Gunter broke down some of the complications that would prompt a woman to request a late-term abortion.
At twenty-five weeks, there could be a “severe growth restriction” and the fetus wouldn’t be able to survive. At thirty-two weeks, a woman might choose an early induction – which is technically classified as an abortion.
There are also times that a woman needs a dilation and evacuation procedure in order to give birth. “Sometimes hypertension in pregnancy is so bad that a 26-week fetus is the size of one that is 19 weeks,” Gunter wrote. “The mother is literally dying from her high blood pressure. The D and E may be safer and faster. Your patient is counseled by neonatology and OB and then she makes a choice.”

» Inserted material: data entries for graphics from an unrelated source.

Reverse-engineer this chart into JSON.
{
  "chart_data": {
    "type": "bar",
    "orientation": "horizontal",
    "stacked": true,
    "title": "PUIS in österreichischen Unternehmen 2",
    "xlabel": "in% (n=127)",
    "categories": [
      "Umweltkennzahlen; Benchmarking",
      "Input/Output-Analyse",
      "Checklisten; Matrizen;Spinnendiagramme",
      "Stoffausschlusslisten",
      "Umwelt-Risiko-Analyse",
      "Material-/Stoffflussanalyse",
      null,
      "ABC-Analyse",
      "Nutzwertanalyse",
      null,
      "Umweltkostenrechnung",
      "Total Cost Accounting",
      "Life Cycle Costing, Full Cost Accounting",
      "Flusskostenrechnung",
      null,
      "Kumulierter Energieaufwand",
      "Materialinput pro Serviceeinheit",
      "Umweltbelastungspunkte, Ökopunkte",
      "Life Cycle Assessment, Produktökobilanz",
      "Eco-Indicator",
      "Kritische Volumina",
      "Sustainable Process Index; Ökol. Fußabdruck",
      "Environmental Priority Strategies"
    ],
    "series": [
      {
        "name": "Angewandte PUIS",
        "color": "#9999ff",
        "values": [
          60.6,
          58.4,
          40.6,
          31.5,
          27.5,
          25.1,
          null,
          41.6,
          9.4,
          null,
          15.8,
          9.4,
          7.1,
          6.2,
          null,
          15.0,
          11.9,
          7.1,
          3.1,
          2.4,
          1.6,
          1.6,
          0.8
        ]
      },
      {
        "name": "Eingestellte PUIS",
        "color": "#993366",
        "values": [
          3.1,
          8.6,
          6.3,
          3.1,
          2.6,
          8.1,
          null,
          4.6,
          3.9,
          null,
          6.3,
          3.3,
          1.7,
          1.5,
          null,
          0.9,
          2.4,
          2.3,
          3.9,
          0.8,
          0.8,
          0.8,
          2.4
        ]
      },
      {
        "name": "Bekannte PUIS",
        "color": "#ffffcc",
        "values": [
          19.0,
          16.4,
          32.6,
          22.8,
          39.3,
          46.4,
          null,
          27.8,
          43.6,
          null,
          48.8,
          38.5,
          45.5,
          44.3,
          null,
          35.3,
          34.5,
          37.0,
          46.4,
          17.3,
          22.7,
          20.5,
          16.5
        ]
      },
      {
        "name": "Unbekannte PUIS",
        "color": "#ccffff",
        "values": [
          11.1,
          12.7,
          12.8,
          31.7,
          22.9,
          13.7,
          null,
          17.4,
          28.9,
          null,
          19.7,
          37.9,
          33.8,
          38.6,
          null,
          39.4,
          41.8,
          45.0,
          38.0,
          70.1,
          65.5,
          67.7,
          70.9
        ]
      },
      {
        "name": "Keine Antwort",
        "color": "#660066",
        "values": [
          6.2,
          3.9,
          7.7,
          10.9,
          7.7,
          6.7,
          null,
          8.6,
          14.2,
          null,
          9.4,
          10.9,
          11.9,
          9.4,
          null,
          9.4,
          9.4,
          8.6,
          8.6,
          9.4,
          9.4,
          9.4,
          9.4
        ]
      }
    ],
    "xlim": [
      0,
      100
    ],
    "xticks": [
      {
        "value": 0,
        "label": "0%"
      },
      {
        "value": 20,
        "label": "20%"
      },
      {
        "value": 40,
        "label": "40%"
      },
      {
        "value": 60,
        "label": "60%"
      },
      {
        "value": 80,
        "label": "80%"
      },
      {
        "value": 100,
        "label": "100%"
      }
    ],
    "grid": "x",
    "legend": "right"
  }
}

Gunter noted that a person who has never consulted with a patient about a late-term abortion has “zero credibility to discuss the procedure.”
She also added that women have to go through some traumatic horrors while pregnant. “A doctor, a especially an OB/GYN, with no empathy or medical understanding of these situations?” she wrote. “That is frightening.”
Think about the effects this decision and procedure can have on a mother’s mental health: studies show PTSD is a major possibility. To assume any mother who chooses a late-term abortion is making the decision lightly is cruel and uninformed.
Well, there you have it. Here’s hoping people who are against late-term abortions – at the very least – come away from this thread with the understanding that there are serious medical complications that force women to make this heart-wrenching decision. And that it is never, ever an easy one.